Aram Khatchatourian (1903-1978) bénéficie-t-il d'un retour en grâce ? Après un brillant récent album du pianiste Jean-Yves Thibaudet chez Decca, consacré entre autres au Concerto pour piano, l'auteur de la célébrissime Danse du sabre est à nouveau à l'honneur avec un magnifique disque de l'intégrale de son œuvre pour violon solo (dont plusieurs inédits) par son compatriote David Haroutunian en compagnie de la pianiste Xéna Maliarevitch.
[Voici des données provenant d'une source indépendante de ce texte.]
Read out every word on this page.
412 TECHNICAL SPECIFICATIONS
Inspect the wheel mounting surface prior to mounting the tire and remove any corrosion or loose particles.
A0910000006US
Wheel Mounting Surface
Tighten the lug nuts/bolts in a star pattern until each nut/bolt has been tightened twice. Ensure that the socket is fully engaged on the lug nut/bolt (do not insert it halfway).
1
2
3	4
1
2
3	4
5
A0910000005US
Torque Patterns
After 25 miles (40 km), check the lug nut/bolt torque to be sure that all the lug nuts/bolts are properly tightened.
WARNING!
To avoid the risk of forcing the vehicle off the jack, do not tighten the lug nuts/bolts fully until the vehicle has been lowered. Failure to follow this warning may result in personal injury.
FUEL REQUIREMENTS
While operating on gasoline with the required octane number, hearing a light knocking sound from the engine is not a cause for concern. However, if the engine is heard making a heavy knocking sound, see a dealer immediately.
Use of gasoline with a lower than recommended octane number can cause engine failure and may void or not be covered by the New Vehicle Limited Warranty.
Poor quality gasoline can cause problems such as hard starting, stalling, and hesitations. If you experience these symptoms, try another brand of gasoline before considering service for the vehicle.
L'œuvre d'Aram Khatchatourian est beaucoup plus intéressante que la réputation de compositeur « officiel » de l'Union Soviétique qui lui colle à la peau. Bien sûr, cet ancien élève de Nikolaï Miaskovski (1881-1950) et de Reinhold Glière (1875-1956) au Conservatoire de Moscou est un pur produit de la grande école russe de composition, adepte de la grande forme, de la mélodie pure et du lyrisme parfois facile. Mais à l'instar de Béla Bartók ou Zoltan Kodaly, il a collecté nombre de thèmes de son folklore arménien natal qu'il a intégrés dans chacune de ses œuvres, imprégnant celles-ci d'un parfum nostalgique irrésistible. Et derrière le relatif conformisme de la musique de Khatchatourian se cache parfois un avant-gardiste qui s'ignore.
C'est ce que révèle le disque passionnant The dancing violin que nous livre David Haroutunian. Cet élève de Jean-Jacques Kantorow au Conservatoire national supérieur de musique de Paris s'est vu confié par Karen Khatchatourian une sonate inédite de son père pour violon et piano. Composée en 1932, celle-ci est restée totalement inédite jusqu'à aujourd'hui. On devine pourquoi Aram Khatchatourian n'a pas voulu éditer cette œuvre, âpre et sombre, afin de ne pas la soumettre à la censure de l'Union des compositeurs soviétiques.
Cette sonate, qui est le pivot central de ce disque, est pourtant un chef-d'œuvre d'un pessimisme absolu, à l'image de certaines pages « secrètes » de Dimitri Chostakovich à l'époque. Le magnifique violon (un Carassi de 1753) de David Haroutunian y est absolument souverain, subtilement accompagné par le piano expressif de Xéna Maliarevitch. Mais c'est bien le violon qui domine cette œuvre monumentale en deux mouvements, véritable poème où, entre deux échos de folklore arménien, l'archet se fait déchirure et déploration.
Cette nostalgie irrépressible, on la trouve également dans le Chant poème en hommage aux Ashoughs (bardes arméniens) de 1929 qui ouvre le disque. Une page déchirante bien loin de la « pompe » officielle de certaines symphonies ou ballets d'Aram Khatchatourian.
David Haroutunian nous révèle également l'avant-gardisme de la Sonate monologue pour violon solo de 1975. Cette pièce tardive, dont la sombre austérité n'est pas sans rappeler la Sonate de Bartók, est une autre facette d'un compositeur plus surprenant qu'il n'y paraît.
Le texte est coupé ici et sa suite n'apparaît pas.